I would bet that many people are already regretting their overindulgence in hot dogs, barbecue, and other tasty Independence Day fare.  Especially since this holiday falls in the middle of beach season!  As soon as the last bottle rocket fizzles out, people start scrambling to right the wrongs we committed at the picnic table.

In that vein, everyone seems to have a question about food and their weight.  Am I too fat?  Too skinny?  What does BMI mean, anyway?!?  Many of us live and die by the dreaded scale, while others don’t even bother with diet and exercise in the first place due to fear of never seeing the right numbers.  While I’m by no means an expert on diet and nutrition, there are a few ideas that I think might be good to keep in mind.  Let’s start with the first step.  Stop, take a deep breath, and realize:

It’s ONLY a number!

Now before people get mad, let me clarify.  Your weight can certainly indicate that you have gained or lost pounds, but without context, the readout on that scale is just a number.  A number of other factors determine what meaning that number has.  Until you have an idea of how much muscle and fat you have (as well as how much water you’re retaining and how much digestive content you might be carrying), you won’t have a complete picture of what your body weight actually means.  So try to decide whether you have to lose fat, gain muscle, or both to reach your fitness goals.  Remember what I said about knowing EXACTLY what you want your outcome to be?  (Review S.M.A.R.T. principle!)  Now that we’ve accomplished that, we need to:

Understand YOUR body!

Tied up in the concept of understanding whether you actually gain or lose weight is knowing your body.  Everyone has different proportions.  Just because you’re the same height as another person doesn’t mean you should be the exact same weight.  Think about this for a minute, and it should make sense.  Are her hips and shoulders set at the same width as yours?  Does that guy carry as much weight in his legs as you do, or as little in his arms?  How long are your limbs compared to someone else’s?  And then, after this is all done, you must consider what kind of fat we’re talking about.  Visceral fat (which lines your organs) has been linked to numerous diseases and health issues when found in excessive amounts.  Subcutaneous fat, on the other hand, does not carry the same strong connections to health risks (though it’s what we worry about most, since it’s what we actually SEE).  Once we take these things into account, the picture gets more complicated, doesn’t it?

A skinfold test is only as good as the person doing the pinching!

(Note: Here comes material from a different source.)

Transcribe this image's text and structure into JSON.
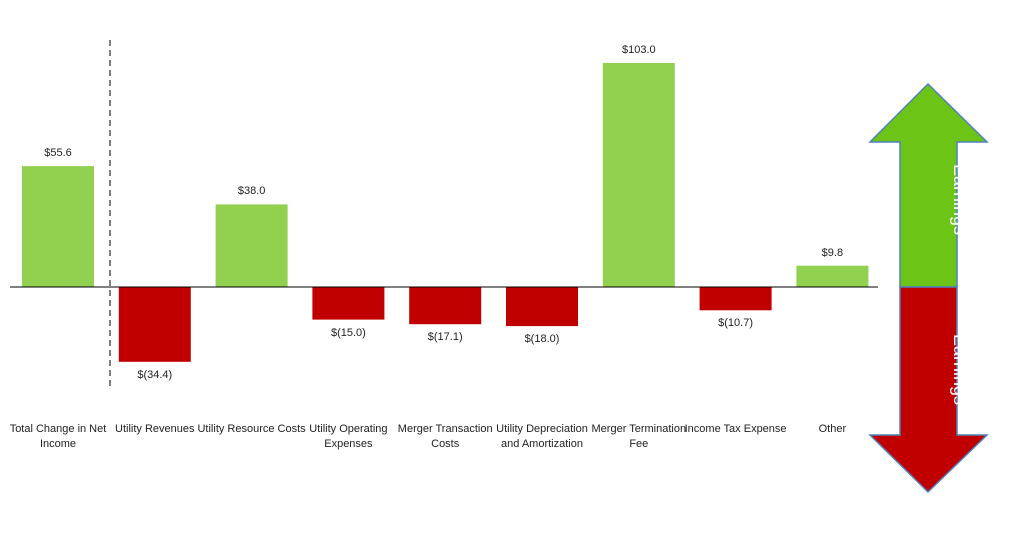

To have a more complete idea of your risk for heart disease and other ailments, it might be necessary to get some blood work done.  Knowing your cholesterol levels and free fatty acid (FFA) blood content can give you a much better indicator of how healthy your system is than the old “pinch an inch” test.  So get all of the facts, if you’re really wondering about your total health profile!  Now one more big thing that I want to stress is this:

Find a way to live COMFORTABLY!

While most of us could use some improvements in the weight or health department, a lot of people take it overboard.  They may set unrealistic goals.  Remember that, more important than actually GETTING to your target weight or shape is STAYING there.  If you had to go on a crash diet and be miserable for six months just to fit into that bikini, was it really worth it?  As clichéd as it sounds, health is not a sprint.  It’s a lifelong marathon.  We get where we want to go by making tiny adjustments to our lifestyle over time.  It doesn’t all happen overnight, and trying to force changes too quickly will USUALLY result in disappointment.  So take your time, and find slow ways to adjust to healthier habits.  Whether it’s cutting back on sodas this month, or jogging an extra 30 minutes a week before ramping it up again in the Fall, we must make the changes gradual.  So shoot for something that you can maintain in a healthy and sane fashion.  Remember:

QUANTITY of WEIGHT doesn’t always indicate QUALITY of LIFE

So eat well.  Exercise.  Get your rest.  And most of all, enjoy it!  A healthy life doesn’t happen all at once.